For the pact between the two dictatorships, is - apart from those affected, especially Poland and the three Baltic nations, though its remit extended from Finland down to Turkey - "not part of our collective narrative of the Second World War", says Moorhouse, adding it is his "firm conviction" that it should be.
"Our ignorance of the subject is surprising" and even "scandalous" when "every other curiosity, campaign and catastrophe" of the conflict has been explored, given "the pact's obvious significance and magnitude".
"Under its auspices, Hitler and Stalin - the two most infamous dictators of twentieth-century Europe - found common cause. Their two regimes, whose later confrontation would be the defining clash of the Second World War in Europe, stood side by side for twenty-two months, almost a third of the conflict's entire time span."
It also "led directly to the outbreak of war, isolating Poland between its two malevolent neighbours and scuppering the rather desultory efforts of the Western Powers to thwart Hitler".
As history books tell us that Germany attacked Poland on September 3, 1939 and made rapid progress but what is not often mentioned that the Soviet Union followed suit on September 17. Poland was soon overrun and partitioned between the two, and it is with a joint parade, presided over by Wehrmacht's Gen Heinz Guderian and Red Army's Brig Gen Semyon Krivoshein in then Brest-Litovsk (today's Brest in Belarus) as the Germans handed it over to the Soviets that Moorhouse begins his account.

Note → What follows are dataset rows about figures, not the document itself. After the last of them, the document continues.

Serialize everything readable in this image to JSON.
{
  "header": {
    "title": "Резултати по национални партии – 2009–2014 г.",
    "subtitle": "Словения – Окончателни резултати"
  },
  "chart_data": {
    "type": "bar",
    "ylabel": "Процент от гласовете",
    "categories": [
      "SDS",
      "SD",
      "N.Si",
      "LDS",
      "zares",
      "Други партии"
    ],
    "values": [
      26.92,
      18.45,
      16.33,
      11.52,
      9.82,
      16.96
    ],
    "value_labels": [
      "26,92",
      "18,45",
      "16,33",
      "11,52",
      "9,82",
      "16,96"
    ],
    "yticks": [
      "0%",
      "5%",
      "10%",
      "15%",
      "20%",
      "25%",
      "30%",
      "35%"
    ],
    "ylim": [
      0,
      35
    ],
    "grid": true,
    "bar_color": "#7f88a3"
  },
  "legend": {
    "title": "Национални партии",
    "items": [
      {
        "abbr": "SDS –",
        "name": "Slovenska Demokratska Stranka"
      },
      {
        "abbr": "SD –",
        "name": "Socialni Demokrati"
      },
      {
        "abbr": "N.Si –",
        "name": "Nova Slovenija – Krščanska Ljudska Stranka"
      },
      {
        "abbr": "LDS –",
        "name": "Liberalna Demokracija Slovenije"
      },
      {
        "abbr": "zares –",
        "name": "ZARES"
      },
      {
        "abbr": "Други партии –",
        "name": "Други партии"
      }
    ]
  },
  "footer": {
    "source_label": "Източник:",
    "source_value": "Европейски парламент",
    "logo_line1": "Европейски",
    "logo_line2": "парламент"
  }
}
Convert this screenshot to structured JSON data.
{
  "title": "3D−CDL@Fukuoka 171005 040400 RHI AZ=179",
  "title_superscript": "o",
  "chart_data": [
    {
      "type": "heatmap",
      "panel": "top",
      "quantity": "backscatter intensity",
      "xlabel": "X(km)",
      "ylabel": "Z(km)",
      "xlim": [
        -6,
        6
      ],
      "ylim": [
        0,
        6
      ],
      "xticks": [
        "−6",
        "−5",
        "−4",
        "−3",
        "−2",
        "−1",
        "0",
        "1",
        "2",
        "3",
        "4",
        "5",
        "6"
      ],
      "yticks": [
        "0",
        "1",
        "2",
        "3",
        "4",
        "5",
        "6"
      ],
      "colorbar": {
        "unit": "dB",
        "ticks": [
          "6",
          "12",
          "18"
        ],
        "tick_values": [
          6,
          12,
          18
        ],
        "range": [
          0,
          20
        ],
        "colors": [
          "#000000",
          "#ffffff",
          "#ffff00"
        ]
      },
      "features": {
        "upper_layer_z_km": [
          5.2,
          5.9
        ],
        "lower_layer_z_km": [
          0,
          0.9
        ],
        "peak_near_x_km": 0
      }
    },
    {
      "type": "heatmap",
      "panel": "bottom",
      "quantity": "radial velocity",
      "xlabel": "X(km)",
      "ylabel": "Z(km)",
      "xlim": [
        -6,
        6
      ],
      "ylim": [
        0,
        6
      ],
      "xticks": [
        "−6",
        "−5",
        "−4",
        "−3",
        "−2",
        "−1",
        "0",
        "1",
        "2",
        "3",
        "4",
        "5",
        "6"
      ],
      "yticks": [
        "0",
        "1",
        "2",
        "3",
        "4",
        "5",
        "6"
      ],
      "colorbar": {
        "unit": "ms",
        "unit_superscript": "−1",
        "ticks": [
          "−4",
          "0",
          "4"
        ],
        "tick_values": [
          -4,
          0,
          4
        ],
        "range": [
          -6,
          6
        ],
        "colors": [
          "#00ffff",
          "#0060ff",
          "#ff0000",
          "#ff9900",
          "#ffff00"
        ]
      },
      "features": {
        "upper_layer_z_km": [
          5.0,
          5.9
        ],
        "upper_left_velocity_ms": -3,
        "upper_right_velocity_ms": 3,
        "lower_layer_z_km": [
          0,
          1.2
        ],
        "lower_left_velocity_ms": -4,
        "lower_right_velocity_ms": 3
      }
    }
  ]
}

As footage of this spectacle was shown across the world, "contemporary observers were bewildered" (one memorably noting that all our 'isms' had become 'wasms'), communists "baulked at the ideological gymnastics that they were suddenly obliged to perform, while many Nazis harboured deep-seated misgivings about the country's new bedfellow and collaborator".
How this came about, what followed and what the consequences were is what Moorhouse engagingly narrates - with all the twists and turns, including an Allied plan to bomb Russian oil wells.
The story, which formally begins on August 23, 1939 from when Nazi German Foreign Minister Joachim von Ribbentrop and his team landed in Moscow to sign the pact, doesn't, as expected, end on June 22, 1941 when German troops crossed over into Soviet territory, throwing the Soviet leadership into near-paralysis, but over a month later, when Soviet Russia resumed diplomatic ties with Poland.
But why should what happened long and far away interest any of us (apart from those in east Europe, where bitter memories still linger), when the Soviet Union has joined Nazi Germany in the pages of history?
For one, its effect was wide both in time and space (explaining why in Central and East Europe, a powerful Russia is distrusted) but more importantly, shows how regimes with diametrically-opposed ideologies, who may have spent years in mutual villification, can cooperate for mutual benefit. Realpolitik must trump ideology for success, and ignoring this can be lethal - as many apart from Hitler learnt, or are learning.